Six months after being detained, China formally arrests Australian reporter Cheng Lei
Australian journalist Cheng Lei was formally arrested in China on Feb. 5, six months after she was first placed under detention on suspicion of endangering national security.
Australian Foreign Minister Marise Payne confirmed news of the arrest
in a statement on Monday, saying that her Chinese counterparts have advised that Cheng Lei was held on suspicion of illegally supplying state secrets overseas.
Embassy staff have visited Cheng six times since she was detained in August, in accordance with Australia’s consular agreement with China, Payne said. The most recent visit took place on Jan. 27.
China confirmed the arrest and urged Australia to respect its judicial sovereignty and stop interfering in the nation’s handling of cases according to the law.
Cheng’s family said that they were “absolutely convinced of her innocence” and were supporting her two young children in every way they could, according to a
statement published on Twitter by ABC Australia’s China correspondent Bill Birtles.
The family urged the Chinese authorities to “bring this matter to a swift, compassionate and timely conclusion” while adding that they would not comment further on her arrest and detention at this time out of respect for China’s judicial process.
Cheng’s niece, Louisa Wen, told
ABC that she didn’t think Cheng “would have done anything to harm national security in any way intentionally.”
She added: “We don’t know if she’s just been caught up in something that she herself didn’t realize.”
News of Cheng’s detention last year prompted some Australian media outlets to move their correspondents out of China. In December, Cheng’s friend Haze Fan, a staffer at Bloomberg News’ Beijing bureau, was also detained on suspicion of engaging in activities endangering national security.
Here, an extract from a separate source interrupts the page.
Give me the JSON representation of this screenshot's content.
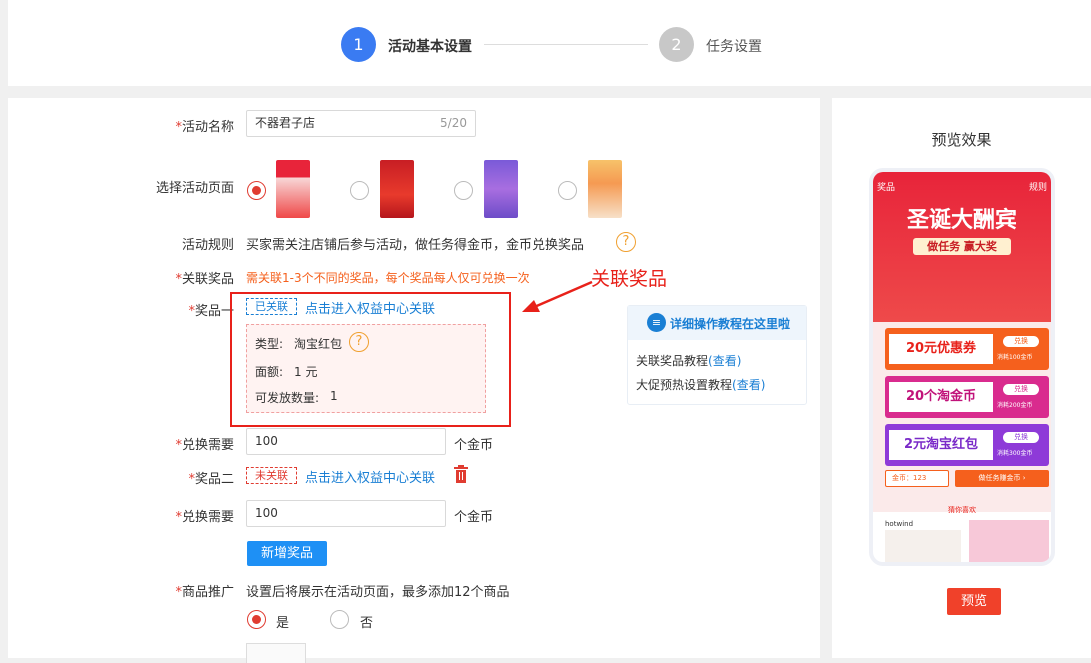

Cheng was born in China and emigrated to Australia with her family when she was a child. She later returned to China for work and joined the English-language state broadcaster CGTN in 2013. The broadcaster scrubbed her profile page and her previous work from the CGTN website following her detention in August.
Australia has “raised its serious concerns about Ms Cheng’s detention regularly at senior levels, including about her welfare and conditions of detention,” Payne said.
“We expect basic standards of justice, procedural fairness and humane treatment to be met, in accordance with international norms,” she said.